A revised edition of the International standards for the treatment of drug use disorders has been published by the World Health Organization (WHO) and United Nations Office on Drugs and Crime (UNODC). All UN member states have signed up to the document, which incorporates the results of extensive field testing.
Originally published in 2016, the aim of the document is to ‘develop and expand effective, evidence-based and ethical treatment for drug use disorders’, with the updated version containing input from service user and advocacy groups. The publication stresses the importance of joint working with health, social care, criminal justice and housing bodies, as well provision across community, in-patient and residential rehab settings.
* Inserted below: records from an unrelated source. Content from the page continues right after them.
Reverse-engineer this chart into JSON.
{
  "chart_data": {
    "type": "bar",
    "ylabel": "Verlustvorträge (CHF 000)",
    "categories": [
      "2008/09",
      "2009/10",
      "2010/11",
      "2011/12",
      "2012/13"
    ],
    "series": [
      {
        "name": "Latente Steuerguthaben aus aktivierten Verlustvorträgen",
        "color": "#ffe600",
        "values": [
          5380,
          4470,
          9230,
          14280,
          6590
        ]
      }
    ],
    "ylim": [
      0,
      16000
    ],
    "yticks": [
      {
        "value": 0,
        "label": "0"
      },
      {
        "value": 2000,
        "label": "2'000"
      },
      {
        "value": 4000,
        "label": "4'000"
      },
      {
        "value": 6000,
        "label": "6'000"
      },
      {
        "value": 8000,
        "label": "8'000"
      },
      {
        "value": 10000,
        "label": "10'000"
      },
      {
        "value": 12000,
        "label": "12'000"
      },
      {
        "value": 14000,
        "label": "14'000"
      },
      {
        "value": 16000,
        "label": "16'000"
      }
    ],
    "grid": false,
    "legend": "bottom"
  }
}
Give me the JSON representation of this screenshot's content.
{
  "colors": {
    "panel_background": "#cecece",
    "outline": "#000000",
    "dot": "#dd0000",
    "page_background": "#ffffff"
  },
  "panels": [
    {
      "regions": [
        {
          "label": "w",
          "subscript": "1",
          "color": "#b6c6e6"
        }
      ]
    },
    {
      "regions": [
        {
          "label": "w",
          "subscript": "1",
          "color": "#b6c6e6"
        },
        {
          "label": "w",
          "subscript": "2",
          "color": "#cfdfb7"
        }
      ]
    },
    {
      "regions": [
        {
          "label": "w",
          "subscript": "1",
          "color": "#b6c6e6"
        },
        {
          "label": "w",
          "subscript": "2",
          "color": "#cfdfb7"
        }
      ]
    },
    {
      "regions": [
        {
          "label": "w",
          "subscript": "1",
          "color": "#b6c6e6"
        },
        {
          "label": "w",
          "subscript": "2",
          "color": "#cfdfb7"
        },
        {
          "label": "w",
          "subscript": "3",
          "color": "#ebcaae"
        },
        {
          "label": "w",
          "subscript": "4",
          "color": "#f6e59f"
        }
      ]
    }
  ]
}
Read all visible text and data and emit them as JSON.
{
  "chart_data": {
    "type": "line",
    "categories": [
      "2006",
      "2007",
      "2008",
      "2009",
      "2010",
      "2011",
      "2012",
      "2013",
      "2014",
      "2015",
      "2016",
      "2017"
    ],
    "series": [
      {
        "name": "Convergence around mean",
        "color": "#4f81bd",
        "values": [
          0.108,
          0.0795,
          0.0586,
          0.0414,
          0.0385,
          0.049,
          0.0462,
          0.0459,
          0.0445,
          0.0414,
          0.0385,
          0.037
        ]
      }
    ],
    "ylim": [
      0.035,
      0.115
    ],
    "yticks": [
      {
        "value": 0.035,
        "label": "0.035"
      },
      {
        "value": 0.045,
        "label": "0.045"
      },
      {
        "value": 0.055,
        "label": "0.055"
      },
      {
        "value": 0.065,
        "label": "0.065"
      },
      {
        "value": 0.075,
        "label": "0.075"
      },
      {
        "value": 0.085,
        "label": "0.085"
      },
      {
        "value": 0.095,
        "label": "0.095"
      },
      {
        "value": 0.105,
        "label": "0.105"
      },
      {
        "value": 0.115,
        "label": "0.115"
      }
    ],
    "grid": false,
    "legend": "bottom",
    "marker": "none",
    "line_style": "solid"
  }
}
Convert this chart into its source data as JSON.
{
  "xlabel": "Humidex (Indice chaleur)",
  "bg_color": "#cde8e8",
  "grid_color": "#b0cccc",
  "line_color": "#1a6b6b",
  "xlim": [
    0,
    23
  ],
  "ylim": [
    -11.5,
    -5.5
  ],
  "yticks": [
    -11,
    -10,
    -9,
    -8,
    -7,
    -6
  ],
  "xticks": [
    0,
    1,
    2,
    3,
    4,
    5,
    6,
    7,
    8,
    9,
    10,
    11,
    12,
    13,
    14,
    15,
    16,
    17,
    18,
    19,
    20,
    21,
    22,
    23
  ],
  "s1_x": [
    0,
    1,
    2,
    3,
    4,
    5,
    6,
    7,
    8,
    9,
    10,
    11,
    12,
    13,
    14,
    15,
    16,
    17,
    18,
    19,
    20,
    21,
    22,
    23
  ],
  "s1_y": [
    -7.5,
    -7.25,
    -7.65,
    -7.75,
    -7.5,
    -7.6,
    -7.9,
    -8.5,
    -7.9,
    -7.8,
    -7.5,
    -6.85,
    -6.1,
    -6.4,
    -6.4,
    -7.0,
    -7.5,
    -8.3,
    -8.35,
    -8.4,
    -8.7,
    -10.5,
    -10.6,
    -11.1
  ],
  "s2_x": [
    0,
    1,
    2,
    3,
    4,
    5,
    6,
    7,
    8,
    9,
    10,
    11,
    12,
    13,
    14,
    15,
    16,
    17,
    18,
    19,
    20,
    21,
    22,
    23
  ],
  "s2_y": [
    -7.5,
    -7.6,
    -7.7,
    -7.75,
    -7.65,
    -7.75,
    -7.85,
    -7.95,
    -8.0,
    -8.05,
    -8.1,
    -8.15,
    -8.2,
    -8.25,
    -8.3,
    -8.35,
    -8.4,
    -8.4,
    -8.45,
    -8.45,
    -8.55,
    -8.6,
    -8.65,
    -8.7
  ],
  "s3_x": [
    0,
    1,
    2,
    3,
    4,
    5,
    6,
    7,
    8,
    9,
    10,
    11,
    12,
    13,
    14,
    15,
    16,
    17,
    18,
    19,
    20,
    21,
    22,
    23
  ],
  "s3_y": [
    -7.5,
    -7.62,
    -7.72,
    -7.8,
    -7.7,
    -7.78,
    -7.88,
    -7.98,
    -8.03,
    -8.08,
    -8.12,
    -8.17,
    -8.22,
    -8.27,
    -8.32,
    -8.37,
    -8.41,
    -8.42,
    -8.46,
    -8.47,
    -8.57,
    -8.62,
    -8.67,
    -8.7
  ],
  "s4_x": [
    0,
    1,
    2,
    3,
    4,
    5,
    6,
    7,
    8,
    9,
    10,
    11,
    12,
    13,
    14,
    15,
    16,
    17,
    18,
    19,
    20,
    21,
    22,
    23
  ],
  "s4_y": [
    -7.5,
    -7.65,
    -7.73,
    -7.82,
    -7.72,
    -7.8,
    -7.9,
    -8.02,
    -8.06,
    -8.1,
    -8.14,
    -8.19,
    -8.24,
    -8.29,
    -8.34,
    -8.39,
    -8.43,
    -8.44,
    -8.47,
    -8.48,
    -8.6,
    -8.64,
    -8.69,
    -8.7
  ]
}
It also promotes the use of evidence-based interventions, provision of trauma-informed women-only services and the importance of using non-stigmatising language.
While the standards are ‘aspirational’ and national or local treatment systems need not attempt to meet the recommendations ‘all at once’, over time ‘progressive quality improvement with evidence-based and ethical practice as an objective, can and should be expected to achieve better organised, more effective and ethical systems and services’, it says.
‘UNODC and WHO invite those responsible for local or national policy development, planning, funding, delivery and monitoring, and for the evaluation of treatment for drug use disorders, to measure up local systems and services for the treatment of such disorders against the standards,’ the document states. ‘The aim is to identify gaps and areas that fall short of the standards and work with the appropriate stakeholders’ to improve them.
‘All 192 UN member states have signed up to this document,’ said Annette Dale-Perera, who was ‘honoured’ to work on the 2020 version. ‘This is a remarkable achievement, given their different views.’